Una cosa que debe aclararse, entre muchas otras de la historia reciente de la República Dominicana, es la muerte trágica de Maximiliano Gómez, “El Moreno”, y de Mirian Pinedo, viuda del dirigente revolucionario Otto Morales. Más trágica todavía porque fue secuestrada, violada, asesinada y descuartizada en un crimen brutal y desconcertante que aún hoy parece no tener explicación lógica, porque ningún ser humano merece una muerte tan horrenda.
El periodista y director de AlMomento.net, Saúl Pimentel, ha escrito un extenso reportaje sobre la muerte de El Moreno y Mirian Pinedo, atribuyéndole participación decisiva a parte de la cúpula dirigencial del MPD de los años 70. Ambos fueron asesinados en 1971 en Bruselas, un año después del secuestro del coronel estadounidense Donald J. Crowley, ocurrido el 24 de marzo de 1970, en un hecho que todavía no ha sido esclarecido del todo.

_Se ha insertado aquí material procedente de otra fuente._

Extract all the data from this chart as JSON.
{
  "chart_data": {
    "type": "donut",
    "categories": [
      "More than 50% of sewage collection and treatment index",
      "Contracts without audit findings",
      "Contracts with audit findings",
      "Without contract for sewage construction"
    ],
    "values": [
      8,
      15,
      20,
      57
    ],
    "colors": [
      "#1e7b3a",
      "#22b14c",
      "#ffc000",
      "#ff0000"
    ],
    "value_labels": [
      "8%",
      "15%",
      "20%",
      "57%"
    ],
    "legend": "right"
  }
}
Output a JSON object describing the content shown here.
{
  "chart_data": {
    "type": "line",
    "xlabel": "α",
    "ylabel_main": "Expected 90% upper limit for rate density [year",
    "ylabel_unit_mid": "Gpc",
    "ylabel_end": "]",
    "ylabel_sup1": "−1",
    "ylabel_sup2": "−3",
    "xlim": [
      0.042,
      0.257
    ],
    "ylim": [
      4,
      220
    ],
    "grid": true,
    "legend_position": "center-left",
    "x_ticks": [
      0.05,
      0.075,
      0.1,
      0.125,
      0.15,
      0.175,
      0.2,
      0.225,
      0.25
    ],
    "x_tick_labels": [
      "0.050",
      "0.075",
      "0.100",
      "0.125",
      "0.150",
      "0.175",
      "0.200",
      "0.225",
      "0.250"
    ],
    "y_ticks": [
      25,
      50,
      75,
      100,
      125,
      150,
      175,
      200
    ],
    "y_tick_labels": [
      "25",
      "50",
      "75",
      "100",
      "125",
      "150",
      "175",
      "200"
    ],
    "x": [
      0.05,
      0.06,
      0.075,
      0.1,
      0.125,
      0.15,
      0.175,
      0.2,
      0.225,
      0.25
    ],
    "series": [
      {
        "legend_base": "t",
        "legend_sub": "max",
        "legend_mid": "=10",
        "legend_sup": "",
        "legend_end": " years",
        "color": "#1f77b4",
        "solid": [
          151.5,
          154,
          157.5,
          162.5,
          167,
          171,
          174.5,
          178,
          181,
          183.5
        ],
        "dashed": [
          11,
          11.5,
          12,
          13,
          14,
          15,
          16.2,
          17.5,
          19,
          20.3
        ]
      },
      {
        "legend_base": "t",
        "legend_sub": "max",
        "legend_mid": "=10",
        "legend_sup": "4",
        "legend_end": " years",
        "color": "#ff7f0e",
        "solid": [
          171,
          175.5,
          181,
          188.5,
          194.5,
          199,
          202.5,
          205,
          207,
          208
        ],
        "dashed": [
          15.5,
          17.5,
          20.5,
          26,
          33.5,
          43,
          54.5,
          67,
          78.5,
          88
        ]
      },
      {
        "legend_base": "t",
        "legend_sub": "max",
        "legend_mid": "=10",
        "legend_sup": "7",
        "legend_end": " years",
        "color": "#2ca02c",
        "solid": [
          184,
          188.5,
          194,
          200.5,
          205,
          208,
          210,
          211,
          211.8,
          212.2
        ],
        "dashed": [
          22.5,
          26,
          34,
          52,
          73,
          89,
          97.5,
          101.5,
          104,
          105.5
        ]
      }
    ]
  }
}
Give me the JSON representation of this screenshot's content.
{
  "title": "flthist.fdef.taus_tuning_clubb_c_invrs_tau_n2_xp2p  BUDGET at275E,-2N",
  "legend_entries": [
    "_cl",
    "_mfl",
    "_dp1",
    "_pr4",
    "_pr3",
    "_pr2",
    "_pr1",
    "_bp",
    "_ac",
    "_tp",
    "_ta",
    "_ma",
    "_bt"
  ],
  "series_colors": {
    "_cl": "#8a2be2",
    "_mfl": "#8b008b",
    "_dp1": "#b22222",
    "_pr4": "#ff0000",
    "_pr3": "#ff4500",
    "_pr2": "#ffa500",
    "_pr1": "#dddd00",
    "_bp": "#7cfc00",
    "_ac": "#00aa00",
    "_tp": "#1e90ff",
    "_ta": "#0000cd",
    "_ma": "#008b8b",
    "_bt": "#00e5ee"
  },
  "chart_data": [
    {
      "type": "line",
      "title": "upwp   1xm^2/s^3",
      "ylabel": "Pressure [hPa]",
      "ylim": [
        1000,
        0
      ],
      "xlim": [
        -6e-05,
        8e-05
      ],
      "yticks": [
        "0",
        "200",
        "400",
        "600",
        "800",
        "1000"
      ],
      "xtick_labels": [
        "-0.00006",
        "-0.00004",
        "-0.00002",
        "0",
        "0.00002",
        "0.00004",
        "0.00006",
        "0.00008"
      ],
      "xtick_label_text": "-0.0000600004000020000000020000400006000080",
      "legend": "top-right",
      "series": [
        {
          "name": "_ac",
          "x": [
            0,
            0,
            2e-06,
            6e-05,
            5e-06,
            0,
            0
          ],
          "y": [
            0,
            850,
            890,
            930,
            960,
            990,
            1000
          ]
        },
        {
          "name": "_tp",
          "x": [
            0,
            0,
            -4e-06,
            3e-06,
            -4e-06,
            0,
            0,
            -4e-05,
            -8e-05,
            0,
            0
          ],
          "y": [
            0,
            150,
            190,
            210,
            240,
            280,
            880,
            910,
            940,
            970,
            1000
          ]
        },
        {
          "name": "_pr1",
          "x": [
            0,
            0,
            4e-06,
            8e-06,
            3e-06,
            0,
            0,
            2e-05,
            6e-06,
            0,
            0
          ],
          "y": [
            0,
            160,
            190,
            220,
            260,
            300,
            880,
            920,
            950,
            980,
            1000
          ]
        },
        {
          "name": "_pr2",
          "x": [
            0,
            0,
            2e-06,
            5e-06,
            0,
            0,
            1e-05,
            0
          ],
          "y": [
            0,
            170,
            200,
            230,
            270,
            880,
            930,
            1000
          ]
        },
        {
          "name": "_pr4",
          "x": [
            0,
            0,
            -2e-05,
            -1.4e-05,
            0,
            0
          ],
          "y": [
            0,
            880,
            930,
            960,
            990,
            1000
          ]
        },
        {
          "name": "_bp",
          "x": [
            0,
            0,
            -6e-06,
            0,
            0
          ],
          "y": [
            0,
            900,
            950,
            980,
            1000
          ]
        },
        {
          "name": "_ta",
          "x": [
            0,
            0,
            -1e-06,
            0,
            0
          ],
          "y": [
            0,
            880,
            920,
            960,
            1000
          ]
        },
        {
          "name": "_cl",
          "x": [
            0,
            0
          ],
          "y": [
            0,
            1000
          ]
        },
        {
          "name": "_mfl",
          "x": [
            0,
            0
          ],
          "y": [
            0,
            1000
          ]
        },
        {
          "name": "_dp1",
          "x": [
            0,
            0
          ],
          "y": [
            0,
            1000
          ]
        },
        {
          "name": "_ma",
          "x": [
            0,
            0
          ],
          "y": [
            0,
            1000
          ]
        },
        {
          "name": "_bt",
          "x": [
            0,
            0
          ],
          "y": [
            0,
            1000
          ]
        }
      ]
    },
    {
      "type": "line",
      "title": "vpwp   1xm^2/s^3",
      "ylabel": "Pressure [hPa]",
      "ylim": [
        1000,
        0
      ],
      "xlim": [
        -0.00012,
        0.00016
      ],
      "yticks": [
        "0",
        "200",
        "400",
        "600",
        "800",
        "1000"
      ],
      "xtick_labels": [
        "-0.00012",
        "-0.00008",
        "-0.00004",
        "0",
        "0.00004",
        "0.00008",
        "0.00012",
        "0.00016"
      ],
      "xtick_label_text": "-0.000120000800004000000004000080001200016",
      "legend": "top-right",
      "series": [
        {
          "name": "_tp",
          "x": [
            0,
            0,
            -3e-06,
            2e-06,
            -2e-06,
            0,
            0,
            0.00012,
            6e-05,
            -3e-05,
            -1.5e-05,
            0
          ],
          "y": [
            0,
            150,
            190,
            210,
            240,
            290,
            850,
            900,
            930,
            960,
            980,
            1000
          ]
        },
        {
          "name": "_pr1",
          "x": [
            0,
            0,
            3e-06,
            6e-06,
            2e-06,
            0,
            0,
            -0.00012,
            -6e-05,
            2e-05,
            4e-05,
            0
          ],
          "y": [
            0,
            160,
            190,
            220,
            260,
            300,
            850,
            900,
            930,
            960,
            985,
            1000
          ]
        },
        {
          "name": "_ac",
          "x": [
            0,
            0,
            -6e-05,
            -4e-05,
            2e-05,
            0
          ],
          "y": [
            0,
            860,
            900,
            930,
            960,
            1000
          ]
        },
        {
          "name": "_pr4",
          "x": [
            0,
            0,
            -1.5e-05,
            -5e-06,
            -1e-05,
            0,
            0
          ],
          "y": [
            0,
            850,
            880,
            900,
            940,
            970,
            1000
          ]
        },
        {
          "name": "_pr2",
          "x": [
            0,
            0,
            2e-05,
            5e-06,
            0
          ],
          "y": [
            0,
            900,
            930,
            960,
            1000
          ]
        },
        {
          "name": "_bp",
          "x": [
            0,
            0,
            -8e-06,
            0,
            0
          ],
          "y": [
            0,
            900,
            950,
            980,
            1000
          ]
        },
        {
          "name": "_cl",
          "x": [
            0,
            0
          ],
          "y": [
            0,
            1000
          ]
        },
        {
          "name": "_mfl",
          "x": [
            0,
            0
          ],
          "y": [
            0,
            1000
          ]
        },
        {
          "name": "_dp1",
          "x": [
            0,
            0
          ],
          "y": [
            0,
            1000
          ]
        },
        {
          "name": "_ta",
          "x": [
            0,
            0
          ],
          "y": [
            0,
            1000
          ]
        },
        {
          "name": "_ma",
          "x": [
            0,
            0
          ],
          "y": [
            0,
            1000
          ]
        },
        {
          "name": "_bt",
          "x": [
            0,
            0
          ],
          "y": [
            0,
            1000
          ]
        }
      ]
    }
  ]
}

El muy bien logrado trabajo de Saúl me puso los pelos de punta. Hace un par de años leí la novela histórica “Muerte en Bruselas”, de Pablo Gómez Borbón; posteriormente, “La izquierda vista por sí misma”, de Fausto Rosario Adames, entre otras obras que me han servido para entender por qué la izquierda dominicana no ha logrado avanzar en más de 60 años. Los grupos, cada vez más divididos, atomizados, dispersos e infiltrados por los organismos de seguridad del Estado y por agencias internacionales, principalmente la CIA, no han podido consolidarse.
Como dice Saúl, y lo comparto plenamente, no hay dudas de que en el asesinato de El Moreno y Mirian Pinedo participaron sectores vinculados al Movimiento Popular Dominicano (MPD), infiltrado hasta la médula, junto a la CIA y organismos de seguridad del Estado dominicano, en un acto de venganza brutal y sanguinaria contra la mayoría de los que planificaron y actuaron en el secuestro del coronel Crowley. Uno a uno fueron cayendo en el exilio o en las calles del país. Pocos lograron salvar sus vidas.
Una comisión de la verdad nunca ha sido creada para investigar la muerte de El Moreno, de Mirian Pinedo y de muchos otros dirigentes revolucionarios, no solo del MPD, sino también de otros movimientos revolucionarios.
Algunos de los sobrevivientes del secuestro del militar estadounidense y de otros actos revolucionarios ocurridos durante las décadas de los 60, 70 y 80 merecen ser escuchados para que estos hechos puedan ser debidamente esclarecidos.
Los gobiernos de entonces y los actuales no han mostrado interés real en investigar.
Tampoco la sociedad se ha empoderado para exigir que estos casos sean aclarados.
¡Miedo y complicidad de muchos!
El artículo de Saúl Pimentel sobre el asesinato de El Moreno, Mirian Pinedo y la participación vil y traicionera del MPD es, desde mi punto de vista, un texto de antología.